Description
Please, answer some short questions which should help us to understand your problem / question better?
- Which image of the operator are you using? registry.opensource.zalan.do/acid/postgres-operator:v1.5.0-44-gab95eaa-dirty
- Where do you run it - cloud or metal? Kubernetes or OpenShift? OpenShift
- Are you running Postgres Operator in production? [yes | no] No
- Type of issue? [Bug report, question, feature request, etc.] Bug Report
Hi Team,
We have a replica pod which needs to re-initialized the pg_basebackup fails with an error.
We checked the pg_logs on the running master to find the reason, and in the csv logs we found:
ERROR:
2021-05-17 09:06:47.558 UTC,"standby","",577,"10.254.5.196:34590",60a23225.241,3,"sending backup ""pg_basebackup base backup""",2021-05-17 09:06:45 UTC,13/0,0,ERROR,XX000,"invalid segment number 0 in file ""pg_internal.init.304584""",,,,,,,,,"pg_basebackup"
We identified on the master that the file pg_internal.init.304584
exists, and it's empty.
When we check for such files (pg_internal.init.*), we figure out there are many such files under $PGDATA/base
& $PGDATA/global
directories, with size 0 bytes.
Note:
These suffix numbers (304584) don't match with the pid's inside the container.

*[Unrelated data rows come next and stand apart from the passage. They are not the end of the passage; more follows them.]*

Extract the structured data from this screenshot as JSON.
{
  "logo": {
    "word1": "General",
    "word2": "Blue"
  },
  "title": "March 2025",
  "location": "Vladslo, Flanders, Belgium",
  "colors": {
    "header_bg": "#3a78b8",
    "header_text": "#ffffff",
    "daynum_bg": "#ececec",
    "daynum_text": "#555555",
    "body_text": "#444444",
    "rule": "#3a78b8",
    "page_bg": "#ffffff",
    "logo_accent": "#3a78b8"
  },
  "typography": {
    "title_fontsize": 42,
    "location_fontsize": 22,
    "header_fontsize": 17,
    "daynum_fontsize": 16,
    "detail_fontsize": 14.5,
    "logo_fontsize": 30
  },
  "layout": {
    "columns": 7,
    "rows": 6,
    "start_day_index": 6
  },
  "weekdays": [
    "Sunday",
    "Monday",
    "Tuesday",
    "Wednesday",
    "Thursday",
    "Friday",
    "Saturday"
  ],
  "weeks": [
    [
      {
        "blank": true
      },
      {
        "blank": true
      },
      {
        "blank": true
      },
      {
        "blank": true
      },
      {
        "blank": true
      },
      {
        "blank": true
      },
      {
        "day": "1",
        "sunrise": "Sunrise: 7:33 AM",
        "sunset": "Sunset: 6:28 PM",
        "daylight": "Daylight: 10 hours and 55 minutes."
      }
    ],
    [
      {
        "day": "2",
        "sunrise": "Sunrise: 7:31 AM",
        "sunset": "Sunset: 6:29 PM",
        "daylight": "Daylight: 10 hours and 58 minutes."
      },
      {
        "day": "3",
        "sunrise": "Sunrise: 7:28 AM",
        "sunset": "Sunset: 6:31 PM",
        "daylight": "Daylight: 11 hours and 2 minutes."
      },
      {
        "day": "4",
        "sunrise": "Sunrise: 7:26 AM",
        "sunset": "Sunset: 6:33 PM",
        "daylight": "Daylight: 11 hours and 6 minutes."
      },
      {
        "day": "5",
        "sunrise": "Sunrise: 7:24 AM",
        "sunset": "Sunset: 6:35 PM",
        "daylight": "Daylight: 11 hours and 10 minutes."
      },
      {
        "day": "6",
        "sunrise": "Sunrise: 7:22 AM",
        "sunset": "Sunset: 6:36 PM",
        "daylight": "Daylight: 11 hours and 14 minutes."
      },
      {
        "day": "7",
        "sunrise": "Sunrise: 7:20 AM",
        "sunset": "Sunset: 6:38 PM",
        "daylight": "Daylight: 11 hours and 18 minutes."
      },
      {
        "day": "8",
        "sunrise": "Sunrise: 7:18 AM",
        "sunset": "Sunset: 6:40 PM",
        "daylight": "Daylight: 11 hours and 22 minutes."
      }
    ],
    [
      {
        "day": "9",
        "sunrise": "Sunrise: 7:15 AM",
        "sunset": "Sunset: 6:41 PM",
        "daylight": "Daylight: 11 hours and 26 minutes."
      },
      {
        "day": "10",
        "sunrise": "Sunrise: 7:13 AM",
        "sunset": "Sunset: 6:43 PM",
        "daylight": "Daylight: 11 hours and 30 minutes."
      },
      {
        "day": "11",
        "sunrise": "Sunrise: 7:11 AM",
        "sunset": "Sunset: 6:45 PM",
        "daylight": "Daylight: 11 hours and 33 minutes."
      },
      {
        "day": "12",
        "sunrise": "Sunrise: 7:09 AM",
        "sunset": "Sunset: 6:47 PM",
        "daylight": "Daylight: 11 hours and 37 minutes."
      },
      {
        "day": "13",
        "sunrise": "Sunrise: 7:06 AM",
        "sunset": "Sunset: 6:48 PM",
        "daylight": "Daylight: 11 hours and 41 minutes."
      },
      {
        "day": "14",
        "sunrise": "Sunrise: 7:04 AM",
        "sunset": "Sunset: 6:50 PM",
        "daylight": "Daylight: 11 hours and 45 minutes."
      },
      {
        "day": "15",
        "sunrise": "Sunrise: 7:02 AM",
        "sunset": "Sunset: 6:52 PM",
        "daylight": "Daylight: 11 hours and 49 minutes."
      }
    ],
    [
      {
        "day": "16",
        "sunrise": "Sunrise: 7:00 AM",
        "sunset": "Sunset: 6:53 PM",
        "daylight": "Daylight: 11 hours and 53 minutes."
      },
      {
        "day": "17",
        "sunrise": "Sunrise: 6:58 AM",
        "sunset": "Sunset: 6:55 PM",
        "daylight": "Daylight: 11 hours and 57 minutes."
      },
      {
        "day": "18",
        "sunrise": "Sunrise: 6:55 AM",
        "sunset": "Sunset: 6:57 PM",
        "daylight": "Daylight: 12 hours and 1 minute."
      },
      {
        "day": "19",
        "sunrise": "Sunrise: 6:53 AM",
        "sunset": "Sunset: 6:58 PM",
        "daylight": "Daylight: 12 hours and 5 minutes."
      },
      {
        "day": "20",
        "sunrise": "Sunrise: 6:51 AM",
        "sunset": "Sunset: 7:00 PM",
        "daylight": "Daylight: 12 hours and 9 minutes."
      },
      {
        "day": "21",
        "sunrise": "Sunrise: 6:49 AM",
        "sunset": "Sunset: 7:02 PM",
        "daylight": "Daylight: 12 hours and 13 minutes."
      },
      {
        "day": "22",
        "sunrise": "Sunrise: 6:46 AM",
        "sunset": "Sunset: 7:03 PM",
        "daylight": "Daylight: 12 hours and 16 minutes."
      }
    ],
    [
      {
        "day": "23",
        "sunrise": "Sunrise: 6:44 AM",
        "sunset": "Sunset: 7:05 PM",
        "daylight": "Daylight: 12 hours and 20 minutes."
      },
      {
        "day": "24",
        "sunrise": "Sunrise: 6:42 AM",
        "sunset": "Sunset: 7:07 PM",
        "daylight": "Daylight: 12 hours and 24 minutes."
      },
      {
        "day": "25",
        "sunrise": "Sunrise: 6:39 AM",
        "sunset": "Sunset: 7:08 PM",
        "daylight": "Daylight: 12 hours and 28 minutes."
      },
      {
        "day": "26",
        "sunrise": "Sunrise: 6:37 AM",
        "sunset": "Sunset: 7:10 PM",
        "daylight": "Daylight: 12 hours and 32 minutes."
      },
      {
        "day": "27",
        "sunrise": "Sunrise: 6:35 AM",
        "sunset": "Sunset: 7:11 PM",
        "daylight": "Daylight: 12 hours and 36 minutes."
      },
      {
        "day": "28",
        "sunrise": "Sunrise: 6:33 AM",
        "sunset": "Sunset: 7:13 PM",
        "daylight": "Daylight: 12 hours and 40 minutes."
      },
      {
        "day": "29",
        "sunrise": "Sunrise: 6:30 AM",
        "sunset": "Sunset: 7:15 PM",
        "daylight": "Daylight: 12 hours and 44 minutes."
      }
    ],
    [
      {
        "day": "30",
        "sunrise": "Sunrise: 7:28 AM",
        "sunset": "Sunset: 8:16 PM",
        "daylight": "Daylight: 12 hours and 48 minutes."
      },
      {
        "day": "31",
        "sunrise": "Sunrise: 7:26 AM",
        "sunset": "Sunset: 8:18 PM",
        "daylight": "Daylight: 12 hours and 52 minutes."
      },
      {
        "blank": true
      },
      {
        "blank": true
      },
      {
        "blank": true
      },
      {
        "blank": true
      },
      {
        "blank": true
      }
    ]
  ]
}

We assume these pid's are the pid's as seen outside of the container (probably are the real pid's on the Openshift nodes?).
To recover from this situation we had to stop slave temporary and on the master find and delete pg_internal.init.* files from the master.
When replica gets restarted, it was able to resync. (we deleted the replica temporarily as it the backup processes get restarted every 5s and probably that's why new pg_internal.init.* get created constantly).
-
I am not sure if this is at all related to OCP or it's there in general.
Can someone confirm if in K8S the suffixes are with the in container pid ? -
Can you share some thoughts on what could be the issue?
-
BTW, for a non-production scenario, we noticed a possible workaround could be to set "pg_basebackup --no-verify-checksums".
Is there a way to make patroni use "--no-verify-checksums" for the pg_basebackup ?
Note: we are using PGSQL version 12.2.